Tiap bulan kami berkumpul menikmati makan malam sederhana dalam suasana yang demikian akrab dan hangat. Nyaris tak ada sekat di antara kami semua. Tiap Idul Fitri kami yang bukan beragama Islam ikut muter memberikan selamat dan meminta maaf kalau ada kesalahan kepada tetangga muslim. Sebaliknya, saat Natal mereka juga mampir menyalami kami yang Kristen. 

Dalam kebersamaan itulah kami -paling tidak saya- menemukan makna sejati menjadi Indonesia; menghidupi sema­ngat kesatuan dalam keragaman; Bhinneka Tunggal Ika senyata-nyatanya. 

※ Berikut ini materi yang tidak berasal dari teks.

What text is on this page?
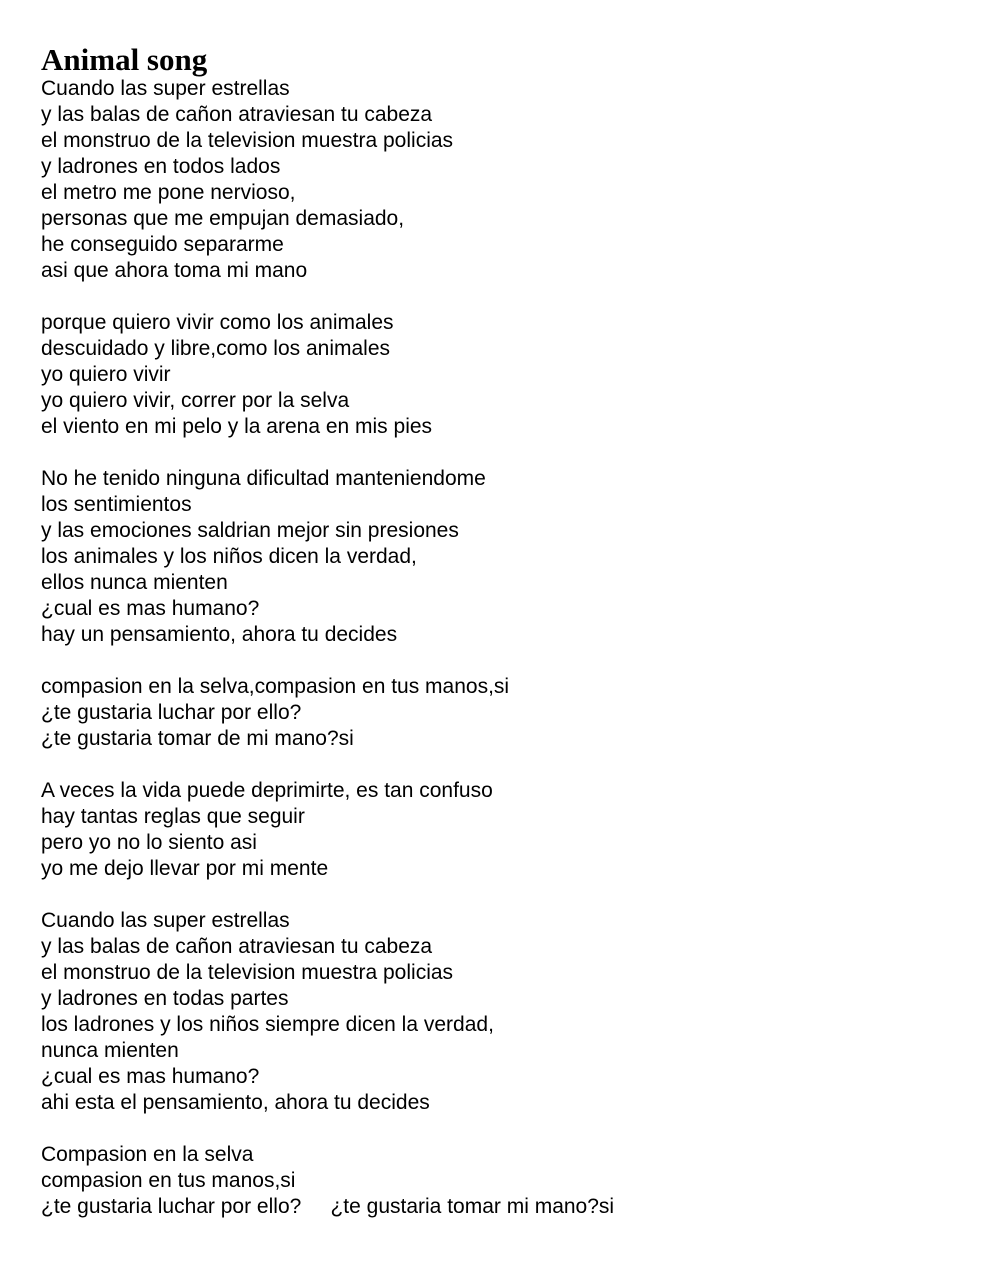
Animal song
Cuando las super estrellas
y las balas de cañon atraviesan tu cabeza
el monstruo de la television muestra policias
y ladrones en todos lados
el metro me pone nervioso,
personas que me empujan demasiado,
he conseguido separarme
asi que ahora toma mi mano
porque quiero vivir como los animales
descuidado y libre,como los animales
yo quiero vivir
yo quiero vivir, correr por la selva
el viento en mi pelo y la arena en mis pies
No he tenido ninguna dificultad manteniendome
los sentimientos
y las emociones saldrian mejor sin presiones
los animales y los niños dicen la verdad,
ellos nunca mienten
¿cual es mas humano?
hay un pensamiento, ahora tu decides
compasion en la selva,compasion en tus manos,si
¿te gustaria luchar por ello?
¿te gustaria tomar de mi mano?si
A veces la vida puede deprimirte, es tan confuso
hay tantas reglas que seguir
pero yo no lo siento asi
yo me dejo llevar por mi mente
Cuando las super estrellas
y las balas de cañon atraviesan tu cabeza
el monstruo de la television muestra policias
y ladrones en todas partes
los ladrones y los niños siempre dicen la verdad,
nunca mienten
¿cual es mas humano?
ahi esta el pensamiento, ahora tu decides
Compasion en la selva
compasion en tus manos,si
¿te gustaria luchar por ello?     ¿te gustaria tomar mi mano?si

Selama tinggal di Serpong sejak 1999, setiap Idul Fitri saya dan istri juga meneruskan silaturahmi kepada tetangga-tetangga yang merayakan hari istimewa ini. Itu termasuk berkunjung ke keluarga Pak Haji Suhana yang hanya belasan meter dari rumah kami. Sambil menikmati penganan ringan, kami berdua berakrab-akrab dengan pensiunan camat itu dan istri terkasihnya.

Saya hanyalah seorang awam di bidang spiritual. Yang mampu saya upayakan selama ini adalah mencoba menghidupi dan menjalani nilai-nilai agama saya semampu saya dalam kebersamaan dengan orang-orang lain yang berbeda-beda.

Pernyataan George Appleton dalam bukunya, Journey for a Soul, yang saya beli di toko buku di Semarang pada 1980, dengan jernih menggambarkan apa yang saya rasakan selama ini. Terjemahannya kira-kira: Orang-orang yang memiliki keyakinan iman berbeda adalah tetangga-tetangga spiritual kita dalam perjalanan kehidupan dan dalam pencarian akan dimensi-dimensi dan nilai-nilai spiritual.

Saat bangsa kita menyambut perayaan Hari Kemerdekaan dan Idul Fitri kali ini, tak ada yang lebih indah dan nikmat daripada mensyukuri kebersamaan di tengah berbagai perbedaan dan keragaman.